Is cnyezi/a-stock-analysis safe?
https://github.com/openclaw/skills/tree/main/skills/cnyezi/a-stock-analysis
The cnyezi/a-stock-analysis skill is a well-implemented, focused tool for querying Chinese A-share market data from Sina Finance and managing a local stock portfolio. The SKILL.md contains no prompt injection or override instructions, the Python scripts use only standard library with no malicious code patterns, the install process was limited to a clean GitHub sparse-checkout, and the canary integrity check confirmed no honeypot data was exfiltrated. The only security-relevant behaviors are inherent to the skill's stated purpose: HTTPS requests to Sina Finance APIs reveal which stock codes are queried, and runtime execution of Python scripts with outbound HTTP access requires appropriate trust in the Sina Finance platform.
Category Scores
Findings (5)
LOW Outbound HTTPS to Sina Finance CDN During Runtime -15 ▶
When invoked, analyze.py makes HTTPS GET requests to hq.sinajs.cn and quotes.sina.cn to retrieve real-time quotes and minute-level K-line data. This is the core mechanism of the skill and is fully disclosed in SKILL.md. Only stock ticker symbols are included in the query string; no local credentials, environment variables, or user data are transmitted. The User-Agent is set to a Chrome browser string and Referer to finance.sina.com.cn, which is standard practice required by the Sina Finance API.
INFO Canary Files Opened During Monitoring Window (Attributed to Audit Infrastructure) 0 ▶
Six honeypot files were opened and read at 08:20:21 UTC (audit timestamp 1771921221.763), which is approximately 6 seconds before the git clone command executed. A second round of accesses occurred at 08:20:44 (1771921244.908), approximately 5 seconds after the cp command completed installation. The temporal alignment with the audit framework's setup and teardown phases, combined with the absence of any file path references in the skill's Python code and the explicit canary integrity confirmation, indicates these accesses were performed by the oathe audit infrastructure itself. No skill code path could have triggered these reads.
INFO Python Execution with Outbound HTTP Capability -8 ▶
The skill deploys two Python scripts executed via 'uv run', which provides isolated script execution. Both scripts are self-contained (no external PyPI dependencies) and use urllib.request for HTTP calls. There are no subprocess invocations, no shell=True patterns, no eval/exec, and no dynamic imports beyond the local analyze.py module. The scripts cannot escalate privileges or escape the uv execution environment.

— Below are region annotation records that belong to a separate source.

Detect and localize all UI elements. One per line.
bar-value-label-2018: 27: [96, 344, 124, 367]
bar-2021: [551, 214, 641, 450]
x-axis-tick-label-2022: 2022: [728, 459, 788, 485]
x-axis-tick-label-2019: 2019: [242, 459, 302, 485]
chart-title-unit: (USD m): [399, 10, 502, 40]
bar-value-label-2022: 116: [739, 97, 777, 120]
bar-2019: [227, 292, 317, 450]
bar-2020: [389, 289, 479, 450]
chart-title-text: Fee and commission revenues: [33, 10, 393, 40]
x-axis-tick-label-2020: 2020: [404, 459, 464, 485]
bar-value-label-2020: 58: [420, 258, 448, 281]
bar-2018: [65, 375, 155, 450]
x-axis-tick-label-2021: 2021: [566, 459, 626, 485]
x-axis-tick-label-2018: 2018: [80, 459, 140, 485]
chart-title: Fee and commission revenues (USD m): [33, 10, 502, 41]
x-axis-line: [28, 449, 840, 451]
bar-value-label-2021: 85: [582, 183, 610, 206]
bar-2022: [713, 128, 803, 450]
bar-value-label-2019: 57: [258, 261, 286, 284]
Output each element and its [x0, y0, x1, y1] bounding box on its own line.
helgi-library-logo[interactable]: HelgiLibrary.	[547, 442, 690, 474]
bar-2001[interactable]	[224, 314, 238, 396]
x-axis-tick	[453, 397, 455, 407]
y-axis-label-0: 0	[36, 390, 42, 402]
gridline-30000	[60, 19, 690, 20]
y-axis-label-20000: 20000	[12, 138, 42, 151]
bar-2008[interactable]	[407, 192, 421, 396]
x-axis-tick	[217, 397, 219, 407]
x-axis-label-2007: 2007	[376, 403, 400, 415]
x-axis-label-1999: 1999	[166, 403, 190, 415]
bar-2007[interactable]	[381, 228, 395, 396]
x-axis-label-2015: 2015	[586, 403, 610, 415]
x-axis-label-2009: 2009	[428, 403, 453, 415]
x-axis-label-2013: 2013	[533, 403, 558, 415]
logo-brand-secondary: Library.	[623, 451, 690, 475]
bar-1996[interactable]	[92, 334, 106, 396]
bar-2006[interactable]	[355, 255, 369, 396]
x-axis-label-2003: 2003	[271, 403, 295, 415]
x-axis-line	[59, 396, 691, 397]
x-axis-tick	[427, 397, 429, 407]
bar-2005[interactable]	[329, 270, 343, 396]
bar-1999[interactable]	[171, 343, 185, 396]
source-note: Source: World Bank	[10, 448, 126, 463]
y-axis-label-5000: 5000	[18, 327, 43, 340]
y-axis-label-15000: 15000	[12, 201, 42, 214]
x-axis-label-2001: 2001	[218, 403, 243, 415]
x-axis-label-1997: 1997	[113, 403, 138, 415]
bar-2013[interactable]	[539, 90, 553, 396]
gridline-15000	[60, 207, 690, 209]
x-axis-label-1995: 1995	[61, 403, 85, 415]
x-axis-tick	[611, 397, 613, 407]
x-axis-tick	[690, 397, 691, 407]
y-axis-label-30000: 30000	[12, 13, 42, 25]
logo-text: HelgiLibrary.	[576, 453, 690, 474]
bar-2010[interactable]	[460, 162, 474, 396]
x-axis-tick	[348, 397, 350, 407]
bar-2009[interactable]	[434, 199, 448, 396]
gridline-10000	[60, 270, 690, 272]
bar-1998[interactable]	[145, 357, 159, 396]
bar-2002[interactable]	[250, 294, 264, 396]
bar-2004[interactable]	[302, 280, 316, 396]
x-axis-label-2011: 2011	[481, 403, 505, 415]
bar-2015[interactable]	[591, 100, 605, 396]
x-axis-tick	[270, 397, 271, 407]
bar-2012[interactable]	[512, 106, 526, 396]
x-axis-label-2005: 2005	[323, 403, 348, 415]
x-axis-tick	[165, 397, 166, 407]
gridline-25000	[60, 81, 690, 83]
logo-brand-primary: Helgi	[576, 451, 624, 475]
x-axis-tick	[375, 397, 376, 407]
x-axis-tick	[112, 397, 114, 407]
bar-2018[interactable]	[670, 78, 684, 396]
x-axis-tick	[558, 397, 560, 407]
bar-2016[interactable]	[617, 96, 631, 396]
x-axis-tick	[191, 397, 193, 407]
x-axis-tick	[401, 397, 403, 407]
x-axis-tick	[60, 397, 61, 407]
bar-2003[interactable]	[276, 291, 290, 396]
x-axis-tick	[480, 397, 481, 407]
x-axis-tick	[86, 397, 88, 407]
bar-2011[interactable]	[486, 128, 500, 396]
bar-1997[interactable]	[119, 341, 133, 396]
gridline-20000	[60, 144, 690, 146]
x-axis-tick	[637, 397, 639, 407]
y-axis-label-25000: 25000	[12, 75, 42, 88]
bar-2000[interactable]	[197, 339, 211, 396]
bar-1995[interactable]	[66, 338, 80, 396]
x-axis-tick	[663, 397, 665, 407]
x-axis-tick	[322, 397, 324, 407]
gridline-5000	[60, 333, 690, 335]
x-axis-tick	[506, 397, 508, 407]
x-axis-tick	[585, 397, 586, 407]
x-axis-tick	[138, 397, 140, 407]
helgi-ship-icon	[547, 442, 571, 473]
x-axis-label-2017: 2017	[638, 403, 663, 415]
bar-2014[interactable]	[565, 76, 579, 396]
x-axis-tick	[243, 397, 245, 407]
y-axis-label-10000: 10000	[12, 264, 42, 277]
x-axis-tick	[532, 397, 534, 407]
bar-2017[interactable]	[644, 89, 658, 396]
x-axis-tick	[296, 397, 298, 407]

INFO Stock Query Patterns Visible to Third-Party API Provider -15 ▶
Each invocation of the skill transmits the list of queried stock codes to Sina Finance servers as plaintext query parameters. Over time this could allow Sina Finance to build a profile of which securities a user monitors. Portfolio quantities, purchase costs, and P&L data are computed and stored entirely locally and are never included in outbound requests. This is an inherent privacy trade-off of using any third-party financial data API.
INFO Clean Sparse-Checkout Install from Official Registry -5 ▶
The install process used git sparse-checkout to retrieve only the skill subdirectory from the openclaw/skills monorepo, avoiding a full repository clone. All network activity was limited to GitHub. The temporary clone was deleted after copying. The four installed files match the declared skill structure exactly, and the filesystem diff confirms no unexpected files were created.